Sowohl die Definition des Begriffs „Beschäftigung“ in Art 1 lit a der VO 883/2004 als auch jene in Art 11 Abs 2 VO 883/2004 verweisen auf das Sozialrecht der Mitgliedstaaten.

Bei gleichzeitiger mehr als einmonatiger Inanspruchnahme einer ausländischen Karenzzeit durch den anderen Elternteil liegt daher gem § 24 Abs 3 KBGG keine Leistungszuständigkeit Österreichs und daher keine Exportverpflichtung vor.
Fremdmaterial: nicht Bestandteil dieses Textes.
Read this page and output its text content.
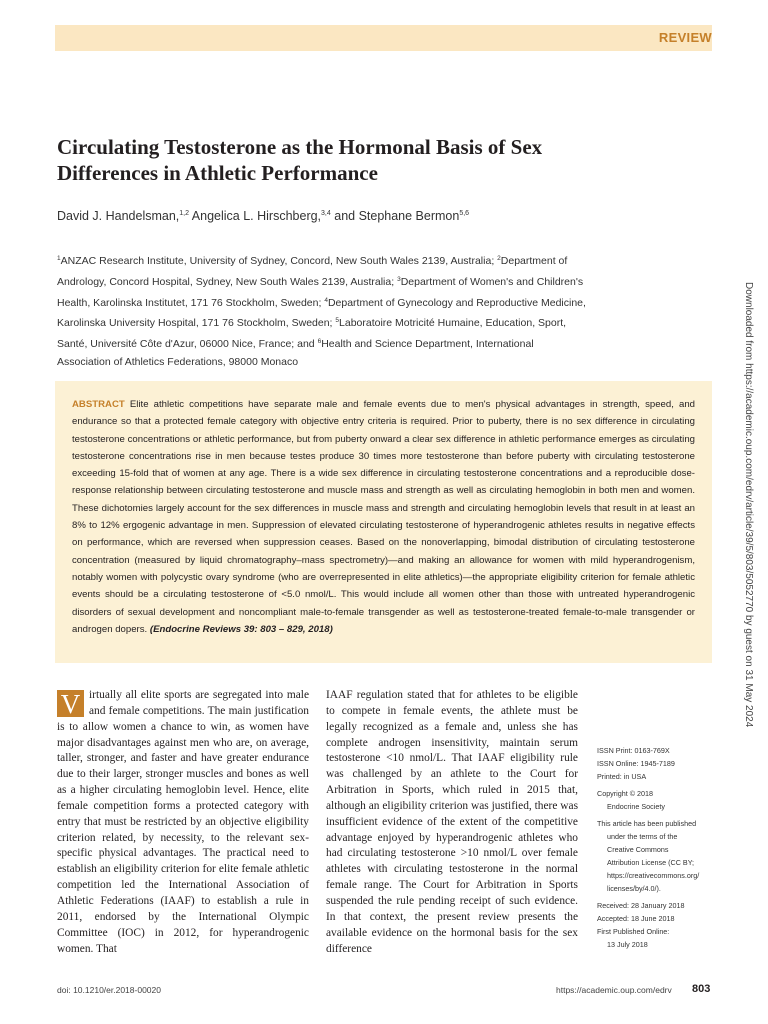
REVIEW
Circulating Testosterone as the Hormonal Basis of Sex Differences in Athletic Performance
David J. Handelsman,$^{1,2}$ Angelica L. Hirschberg,$^{3,4}$ and Stephane Bermon$^{5,6}$
$^1$ANZAC Research Institute, University of Sydney, Concord, New South Wales 2139, Australia; $^2$Department of Andrology, Concord Hospital, Sydney, New South Wales 2139, Australia; $^3$Department of Women's and Children's Health, Karolinska Institutet, 171 76 Stockholm, Sweden; $^4$Department of Gynecology and Reproductive Medicine, Karolinska University Hospital, 171 76 Stockholm, Sweden; $^5$Laboratoire Motricité Humaine, Education, Sport, Santé, Université Côte d'Azur, 06000 Nice, France; and $^6$Health and Science Department, International Association of Athletics Federations, 98000 Monaco

ABSTRACT Elite athletic competitions have separate male and female events due to men's physical advantages in strength, speed, and endurance so that a protected female category with objective entry criteria is required. Prior to puberty, there is no sex difference in circulating testosterone concentrations or athletic performance, but from puberty onward a clear sex difference in athletic performance emerges as circulating testosterone concentrations rise in men because testes produce 30 times more testosterone than before puberty with circulating testosterone exceeding 15-fold that of women at any age. There is a wide sex difference in circulating testosterone concentrations and a reproducible dose-response relationship between circulating testosterone and muscle mass and strength as well as circulating hemoglobin in both men and women. These dichotomies largely account for the sex differences in muscle mass and strength and circulating hemoglobin levels that result in at least an 8% to 12% ergogenic advantage in men. Suppression of elevated circulating testosterone of hyperandrogenic athletes results in negative effects on performance, which are reversed when suppression ceases. Based on the nonoverlapping, bimodal distribution of circulating testosterone concentration (measured by liquid chromatography–mass spectrometry)—and making an allowance for women with mild hyperandrogenism, notably women with polycystic ovary syndrome (who are overrepresented in elite athletics)—the appropriate eligibility criterion for female athletic events should be a circulating testosterone of <5.0 nmol/L. This would include all women other than those with untreated hyperandrogenic disorders of sexual development and noncompliant male-to-female transgender as well as testosterone-treated female-to-male transgender or androgen dopers. (Endocrine Reviews 39: 803 – 829, 2018)

V irtually all elite sports are segregated into male and female competitions. The main justification is to allow women a chance to win, as women have major disadvantages against men who are, on average, taller, stronger, and faster and have greater endurance due to their larger, stronger muscles and bones as well as a higher circulating hemoglobin level. Hence, elite female competition forms a protected category with entry that must be restricted by an objective eligibility criterion related, by necessity, to the relevant sex-specific physical advantages. The practical need to establish an eligibility criterion for elite female athletic competition led the International Association of Athletic Federations (IAAF) to establish a rule in 2011, endorsed by the International Olympic Committee (IOC) in 2012, for hyperandrogenic women. That

IAAF regulation stated that for athletes to be eligible to compete in female events, the athlete must be legally recognized as a female and, unless she has complete androgen insensitivity, maintain serum testosterone <10 nmol/L. That IAAF eligibility rule was challenged by an athlete to the Court for Arbitration in Sports, which ruled in 2015 that, although an eligibility criterion was justified, there was insufficient evidence of the extent of the competitive advantage enjoyed by hyperandrogenic athletes who had circulating testosterone >10 nmol/L over female athletes with circulating testosterone in the normal female range. The Court for Arbitration in Sports suspended the rule pending receipt of such evidence. In that context, the present review presents the available evidence on the hormonal basis for the sex difference

ISSN Print: 0163-769X
ISSN Online: 1945-7189
Printed: in USA
Copyright © 2018
Endocrine Society
This article has been published
under the terms of the
Creative Commons
Attribution License (CC BY;
https://creativecommons.org/
licenses/by/4.0/).
Received: 28 January 2018
Accepted: 18 June 2018
First Published Online:
13 July 2018
Downloaded from https://academic.oup.com/edrv/article/39/5/803/5052770 by guest on 31 May 2024
doi: 10.1210/er.2018-00020	https://academic.oup.com/edrv 803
In solchen Fällen ist Österreich für die Gewährung von Familienleistungen auch nicht subsidiär zuständig.

SACHVERHALT

Die Kl lebt mit ihrem Ehemann und den gemeinsamen Kindern in Deutschland. Sie ist seit 2013 bei einem Unternehmen mit Sitz in Deutschland beschäftigt, ihr Beschäftigungsort liegt in Österreich. Ihr Ehemann ist in Deutschland erwerbstätig. Die Kl befindet sich seit 2016 aufgrund der Geburt ihres ersten Kindes im Karenzurlaub. Ihr Dienstverhältnis ist aufrecht. Nach der Geburt des ersten Kindes nahm der Ehemann der Kl vom 14.7. bis 13.8.2016 sowie von 14.6. bis 13.7.2017 (deutsche) Elternzeit in Anspruch.

VERFAHREN UND ENTSCHEIDUNG

Die Kl beantragte vorerst das einkommensabhängige Kinderbetreuungsgeld, modifizierte aber ihren Antrag dahin, dass sie die Gewährung der Sonderleistung I gem § 24d KBGG begehrte.

Das Erstgericht sprach der Kl die Ausgleichszahlung zum österreichischen Kinderbetreuungsgeld zu und wies das darüberhinausgehende Mehrbegehren ab. Das Berufungsgericht gab der Berufung der Bekl nicht Folge und ließ die Revision zu.

Gegenstand des Revisionsverfahrens war die Beurteilung der subsidiären Leistungszuständigkeit Österreichs nach der VO (EG) 883/2004 für die Erbringung von einkommensabhängigem Kinderbetreuungsgeld 46 („Sonderleistung I“) als Ausgleichszahlung an die in Deutschland wohnhafte Kl anlässlich der Geburt ihres zweiten Kindes. Die Revision der Bekl war berechtigt. Der OGH hob die Urteile der Vorinstanzen auf und wies das Klagebegehren ab.

ORIGINALZITATE AUS DER ENTSCHEIDUNG

„1.1 Die Klägerin ist Grenzgängerin gemäß der Definition nach Art 1 lit f VO 883/2004, in deren persönlichen Geltungsbereich sie sowie ihr Ehemann und ihre Kinder fallen (Familienangehörige gemäß Art 1 lit i VO 883/2004).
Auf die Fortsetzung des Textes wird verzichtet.